The MAP initiative has not yielded the needed results and just like when it commenced, some fundamental issues on the process if left unresolved may cause the initiative to fail. Unlike buying a mobile phone which is usually erroneously compared with meter purchase, the meters are owned by DisCos. Their low liquidity contributed to starting the MAP initiative. There is no clarity on how customers are compensated with a lower tariff after paying and activating the meter till the cost is recouped. Also, by being the property of the DisCo, the meters are not movable. For example, a tenant who paid for a meter and is changing residence after a while losses money. These are just a few of the challenges. I am a witness to how the process can be frustrating. It took 9 months of back and forth, follow-ups and assistance from PowerUpNG (an electricity consumer rights advocacy and education organisation) to get a single-phase meter installed and activated. Even with the upward review of the cost of the meters, I disagree with the theory emanating from DisCos implying that customers are no longer interested in being metered. They are pointing to the recent order by NERC limiting the amount that can be billed unmetered customers by DisCos. This is why interventions such as the survey (www.eie.ng/mapsurvey) being currently carried out by Enough is Enough Nigeria (EiE) and partners to get relevant feedback from consumers about their experience with the MAP initiative is commendable.

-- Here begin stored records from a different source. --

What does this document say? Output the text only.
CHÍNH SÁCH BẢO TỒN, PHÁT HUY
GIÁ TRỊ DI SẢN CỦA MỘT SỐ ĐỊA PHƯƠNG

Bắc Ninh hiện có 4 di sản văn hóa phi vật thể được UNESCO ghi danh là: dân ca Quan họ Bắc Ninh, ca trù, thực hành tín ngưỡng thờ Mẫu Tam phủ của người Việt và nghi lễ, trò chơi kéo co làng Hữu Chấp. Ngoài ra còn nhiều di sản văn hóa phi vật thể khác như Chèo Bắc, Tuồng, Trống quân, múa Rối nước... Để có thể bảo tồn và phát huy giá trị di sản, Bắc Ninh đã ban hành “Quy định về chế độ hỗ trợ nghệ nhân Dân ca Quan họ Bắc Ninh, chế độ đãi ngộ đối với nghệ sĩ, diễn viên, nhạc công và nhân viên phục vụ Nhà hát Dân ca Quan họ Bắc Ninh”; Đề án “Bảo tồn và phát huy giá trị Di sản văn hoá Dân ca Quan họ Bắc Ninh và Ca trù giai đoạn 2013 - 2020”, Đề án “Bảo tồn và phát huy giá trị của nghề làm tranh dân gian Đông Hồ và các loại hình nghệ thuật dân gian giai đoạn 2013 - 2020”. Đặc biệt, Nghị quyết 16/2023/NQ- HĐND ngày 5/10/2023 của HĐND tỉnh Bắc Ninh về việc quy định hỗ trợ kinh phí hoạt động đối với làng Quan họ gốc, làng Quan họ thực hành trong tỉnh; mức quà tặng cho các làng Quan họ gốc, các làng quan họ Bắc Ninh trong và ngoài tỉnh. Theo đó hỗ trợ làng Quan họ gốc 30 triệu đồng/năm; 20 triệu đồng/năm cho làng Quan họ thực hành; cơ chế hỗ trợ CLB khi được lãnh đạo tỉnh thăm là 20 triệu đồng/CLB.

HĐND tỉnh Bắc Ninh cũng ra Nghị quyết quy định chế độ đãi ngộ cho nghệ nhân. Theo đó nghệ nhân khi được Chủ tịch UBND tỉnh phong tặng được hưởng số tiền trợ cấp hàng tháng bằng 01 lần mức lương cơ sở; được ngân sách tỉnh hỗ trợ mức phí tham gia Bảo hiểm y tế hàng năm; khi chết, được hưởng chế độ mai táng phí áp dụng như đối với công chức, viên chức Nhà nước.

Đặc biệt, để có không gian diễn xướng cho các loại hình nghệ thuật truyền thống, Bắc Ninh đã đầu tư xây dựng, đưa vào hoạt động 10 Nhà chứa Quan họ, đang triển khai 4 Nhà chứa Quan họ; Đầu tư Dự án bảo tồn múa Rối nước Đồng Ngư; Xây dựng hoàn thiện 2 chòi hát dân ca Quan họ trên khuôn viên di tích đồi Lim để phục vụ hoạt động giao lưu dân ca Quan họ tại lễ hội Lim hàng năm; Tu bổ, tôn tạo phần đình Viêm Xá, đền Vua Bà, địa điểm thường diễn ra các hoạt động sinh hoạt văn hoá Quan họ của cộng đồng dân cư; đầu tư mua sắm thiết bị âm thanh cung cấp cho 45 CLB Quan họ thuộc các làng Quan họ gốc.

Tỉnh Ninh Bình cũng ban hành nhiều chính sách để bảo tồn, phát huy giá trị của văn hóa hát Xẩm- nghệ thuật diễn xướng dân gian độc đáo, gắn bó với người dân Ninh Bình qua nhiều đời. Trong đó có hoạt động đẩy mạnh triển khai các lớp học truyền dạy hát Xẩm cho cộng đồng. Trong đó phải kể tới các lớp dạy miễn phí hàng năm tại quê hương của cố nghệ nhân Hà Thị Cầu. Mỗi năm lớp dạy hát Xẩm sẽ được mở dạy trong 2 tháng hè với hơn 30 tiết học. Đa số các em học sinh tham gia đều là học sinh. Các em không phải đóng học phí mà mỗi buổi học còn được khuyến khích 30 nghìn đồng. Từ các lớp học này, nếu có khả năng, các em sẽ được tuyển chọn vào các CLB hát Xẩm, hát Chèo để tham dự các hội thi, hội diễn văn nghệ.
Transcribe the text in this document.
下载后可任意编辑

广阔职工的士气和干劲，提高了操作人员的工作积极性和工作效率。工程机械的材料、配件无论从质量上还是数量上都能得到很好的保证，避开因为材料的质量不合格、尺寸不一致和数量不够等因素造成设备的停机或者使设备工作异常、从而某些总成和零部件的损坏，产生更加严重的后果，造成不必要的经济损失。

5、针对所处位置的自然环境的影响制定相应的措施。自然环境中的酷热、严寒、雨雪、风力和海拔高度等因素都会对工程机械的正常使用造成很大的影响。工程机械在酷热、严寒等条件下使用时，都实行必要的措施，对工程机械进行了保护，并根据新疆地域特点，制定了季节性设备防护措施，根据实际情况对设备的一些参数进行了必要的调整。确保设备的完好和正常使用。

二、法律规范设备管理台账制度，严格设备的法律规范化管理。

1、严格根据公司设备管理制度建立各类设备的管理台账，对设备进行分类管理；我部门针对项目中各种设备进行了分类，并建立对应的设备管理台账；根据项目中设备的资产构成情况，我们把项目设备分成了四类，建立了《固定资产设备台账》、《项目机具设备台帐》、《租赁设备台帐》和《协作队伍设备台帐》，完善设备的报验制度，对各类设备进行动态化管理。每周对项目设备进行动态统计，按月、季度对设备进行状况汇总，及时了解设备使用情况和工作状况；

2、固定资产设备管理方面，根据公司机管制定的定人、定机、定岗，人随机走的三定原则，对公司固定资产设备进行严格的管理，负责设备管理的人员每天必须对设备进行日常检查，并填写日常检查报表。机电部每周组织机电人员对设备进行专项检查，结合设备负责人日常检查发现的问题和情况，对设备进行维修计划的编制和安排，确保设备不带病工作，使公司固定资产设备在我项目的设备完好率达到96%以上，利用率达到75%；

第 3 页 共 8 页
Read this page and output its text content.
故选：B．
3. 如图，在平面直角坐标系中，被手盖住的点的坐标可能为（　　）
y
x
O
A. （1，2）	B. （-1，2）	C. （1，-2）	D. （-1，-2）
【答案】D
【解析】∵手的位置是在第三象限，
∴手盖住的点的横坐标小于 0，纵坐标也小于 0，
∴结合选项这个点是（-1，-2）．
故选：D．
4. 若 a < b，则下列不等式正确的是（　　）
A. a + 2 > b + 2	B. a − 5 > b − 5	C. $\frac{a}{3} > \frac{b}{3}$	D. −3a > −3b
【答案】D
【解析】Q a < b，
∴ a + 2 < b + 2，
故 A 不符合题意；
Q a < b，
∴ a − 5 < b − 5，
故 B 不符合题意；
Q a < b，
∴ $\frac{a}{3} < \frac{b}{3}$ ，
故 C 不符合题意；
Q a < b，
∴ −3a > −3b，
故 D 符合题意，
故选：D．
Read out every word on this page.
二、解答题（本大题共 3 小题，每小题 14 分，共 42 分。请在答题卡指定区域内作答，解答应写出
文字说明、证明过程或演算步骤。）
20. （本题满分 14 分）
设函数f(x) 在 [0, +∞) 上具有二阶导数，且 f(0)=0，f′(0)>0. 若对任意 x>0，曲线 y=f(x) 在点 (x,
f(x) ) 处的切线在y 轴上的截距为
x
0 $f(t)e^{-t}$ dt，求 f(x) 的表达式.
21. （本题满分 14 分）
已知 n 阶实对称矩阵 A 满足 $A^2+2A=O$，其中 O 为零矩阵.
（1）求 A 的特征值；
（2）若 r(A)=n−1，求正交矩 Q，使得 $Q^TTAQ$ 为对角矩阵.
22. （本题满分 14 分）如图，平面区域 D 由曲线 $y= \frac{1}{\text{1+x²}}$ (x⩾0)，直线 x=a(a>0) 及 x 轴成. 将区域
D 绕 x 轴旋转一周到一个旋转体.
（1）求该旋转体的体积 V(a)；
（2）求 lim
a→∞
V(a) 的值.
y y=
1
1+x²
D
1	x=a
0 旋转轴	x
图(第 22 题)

NERC in February 2020 instituted order 197/2020 (capping estimated billing of unmetered customers) to place limits on estimated bills that can be issued by DISCOs to unmetered electricity customers of residential (R2) and commercial (C1) buildings. All unmetered R2 and C1 customers shall not be invoiced for the consumption of energy beyond the price capped in the schedule. According to the order, any customer whose current estimated bill is below the capped price shall remain so without upward review until the installation of a meter by the power distributors. In June, it issued notices of intention to sanction seven distribution companies over alleged failure to comply with the order capping estimated billing of unmetered customers. These DisCos are Benin, Enugu, Eko, Ikeja, Kano, Kaduna and Port Harcourt. The DisCos had 14 days beginning from June 4, 2020, to explain why the Commission should not sanction them over their alleged non-compliance. While the deadline given the power distributors lapsed on June 18, NERC, however, is yet to issue any sanctions, if any. As of July, the feedback was that the process is ongoing and as soon as it was done, NERC will make its findings public. From my experiences in the sector, NERC most times is a toothless bulldog when compared to other regulators like the CBN, NCC, NBC and so on.

A big challenge faced by consumers is the slow resolution by the DisCos when they question their estimated bills which leads to accumulation and then disconnection. While we wait to get to the ‘promised land’ of uninterrupted power supply and before the nearly inevitable tariff increase, DisCos must act responsibly and stop milking consumers. The least they can do is comply with the regulation capping estimated billing while the regulator and others involved in the Meter Assets Providers initiative should improve and adjust the process for consumers to get metered. Let your customers breathe!

– Adeolu Adekola is an active citizen writing from Lagos and working around accountability in governance, civic engagement and investigative journalism.